Towards the middle of my first week in Italy, I received a free text message from AT&T telling me that my data usage on the iPhone had exceeded my meager 20 MB international plan limit, and that I was incurring substantial additional charges. They kindly provided me with a URL to visit if I so desired and the telephone number of an AT&T client service rep to call. I remember thinking: “Hmm, that’s quite considerate of them to let me know I’m using so much data. They really have no obligation to do that. It’s my own fault for not paying attention.” A day or so later, I called the service number. A friendly voice answered and I explained the reason for my call. No problem, the service rep said, and proceeded to pull up my account data. As he was doing that I asked him where he was located. The answer was Texas. That surprised me since it was 9:00 am Italian time so it had to be very early morning in Texas. I asked if this was an inconvenient time. “Not at all” was the answer “It’s all part of the job.” I was impressed.

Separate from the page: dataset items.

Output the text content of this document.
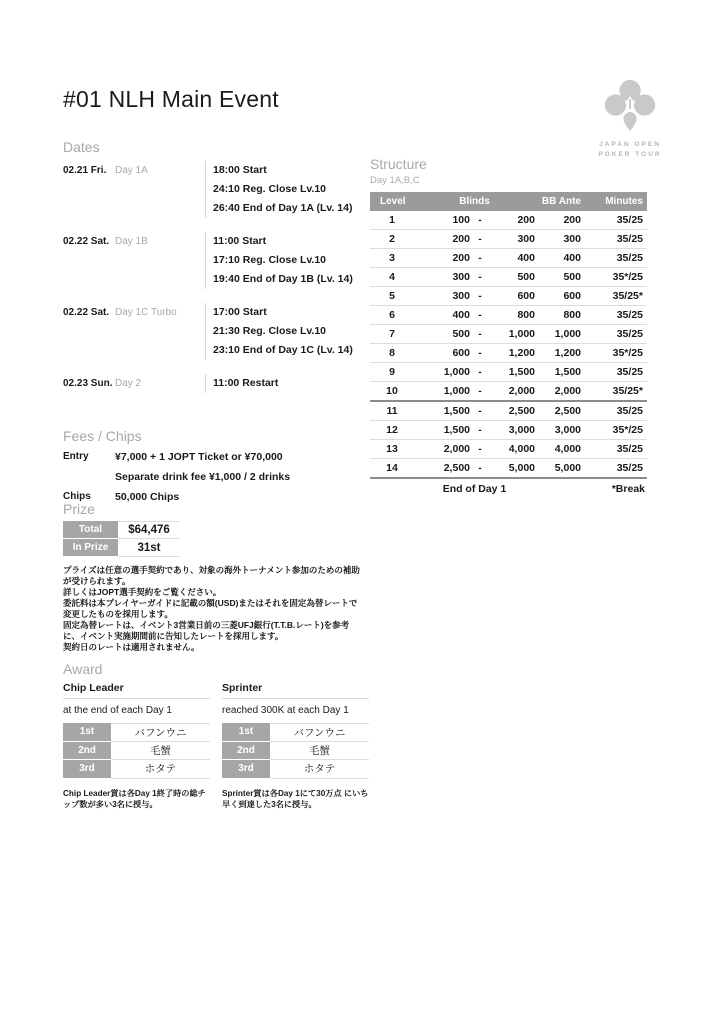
#01 NLH Main Event
JAPAN OPEN
POKER TOUR
Dates
02.21 Fri. Day 1A	18:00 Start
24:10 Reg. Close Lv.10
26:40 End of Day 1A (Lv. 14)
02.22 Sat. Day 1B	11:00 Start
17:10 Reg. Close Lv.10
19:40 End of Day 1B (Lv. 14)
02.22 Sat. Day 1C Turbo	17:00 Start
21:30 Reg. Close Lv.10
23:10 End of Day 1C (Lv. 14)
02.23 Sun. Day 2	11:00 Restart
Structure
Day 1A,B,C
Level	Blinds	BB Ante	Minutes
1	100 -	200	200	35/25
2	200 -	300	300	35/25
3	200 -	400	400	35/25
4	300 -	500	500	35*/25
5	300 -	600	600	35/25*
6	400 -	800	800	35/25
7	500 -	1,000	1,000	35/25
8	600 -	1,200	1,200	35*/25
9	1,000 -	1,500	1,500	35/25
10	1,000 -	2,000	2,000	35/25*
11	1,500 -	2,500	2,500	35/25
12	1,500 -	3,000	3,000	35*/25
13	2,000 -	4,000	4,000	35/25
14	2,500 -	5,000	5,000	35/25
End of Day 1	*Break
Fees / Chips
Entry	¥7,000 + 1 JOPT Ticket or ¥70,000
Separate drink fee ¥1,000 / 2 drinks
Chips	50,000 Chips
Prize
Total	$64,476
In Prize	31st
プライズは任意の選手契約であり、対象の海外トーナメント参加のための補助が受けられます。
詳しくはJOPT選手契約をご覧ください。
委託料は本プレイヤーガイドに記載の額(USD)またはそれを固定為替レートで変更したものを採用します。
固定為替レートは、イベント3営業日前の三菱UFJ銀行(T.T.B.レート)を参考に、イベント実施期間前に告知したレートを採用します。
契約日のレートは適用されません。
Award
Chip Leader
at the end of each Day 1
1st	バフンウニ
2nd	毛蟹
3rd	ホタテ
Chip Leader賞は各Day 1終了時の総チップ数が多い3名に授与。
Sprinter
reached 300K at each Day 1
1st	バフンウニ
2nd	毛蟹
3rd	ホタテ
Sprinter賞は各Day 1にて30万点 にいち早く到達した3名に授与。
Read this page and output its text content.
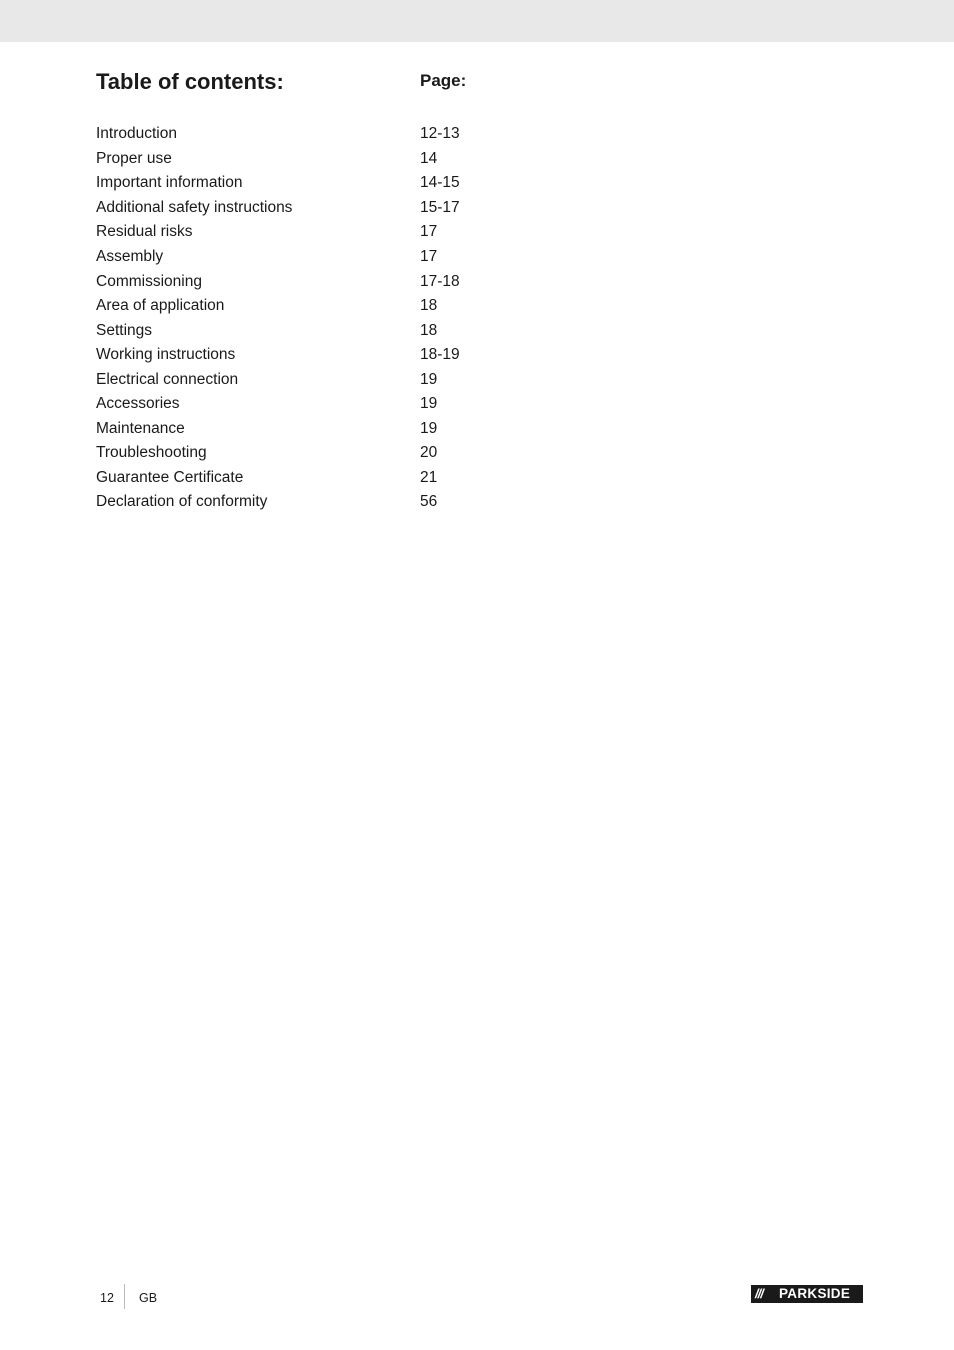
Table of contents:	Page:
Introduction	12-13
Proper use	14
Important information	14-15
Additional safety instructions	15-17
Residual risks	17
Assembly	17
Commissioning	17-18
Area of application	18
Settings	18
Working instructions	18-19
Electrical connection	19
Accessories	19
Maintenance	19
Troubleshooting	20
Guarantee Certificate	21
Declaration of conformity	56
12 GB	///	PARKSIDE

The rep then told me the bad news. I had used 70 MBs over my account limit and the additional charge was $5 per MB, or $350. Since I knew I was going to be in Europe for another week, I asked about plans with higher limits and selected one with 200 MBs. The charge was reasonable at about $200 a month for those months when I’m traveling internationally. I asked if I could I cancel at any point, knowing that I wouldn’t be out of the U.S. every month. “No problem,” was the answer. Then I asked a presumptive question: “Can I have the plan implemented retroactively?” I was most pleasantly surprised to hear that the rep could do that. So, AT&T was basically willing to forgive me the $5 per MB charge that I had contractually agreed to pay for data usage above my plan’s limit and instead charge me at a lower rate per MB using a plan that had a higher limit and which encompassed my prior higher level of usage.

In today’s day and age, this kind of exemplary service is worth mentioning publicly. AT&T wasn’t obligated to send me a notice about my data usage, but they chose to do so. And, they did so by texting me a free message. But, most importantly, they certainly weren’t obligated to install my new data plan retroactively.

I’ve used AT&T for years as my mobile carrier (I particularly value their International coverage) and I use them for a variety of other telecom services so it’s very possible that their actions were acknowledging the amount of business I give them. Whatever the reason, I’m really impressed and I can say that this experience has strengthened my loyalty to the AT&T brand. I also believe there’s a lesson here for brand marketers: the power of a surprise.

In a recent Comscore press release, I wrote about how brand loyalty has been declining since the advent of the recession. Because of this, there are significant benefits to marketers who take the initiative and provide customers something of additional value that is unexpected. Forrester calls it “ strategic generosity”. It’s basically something that surprises and delights and which says: “I truly value your business and here’s something you weren’t expecting that proves it.” Everyone values a pleasant surprise. When a marketer provides it to today’s connected consumers, the result could be a blog post of public praise – just like this one. And, in a Web 2.0 world, that’s a surefire way of increasing the odds of going viral.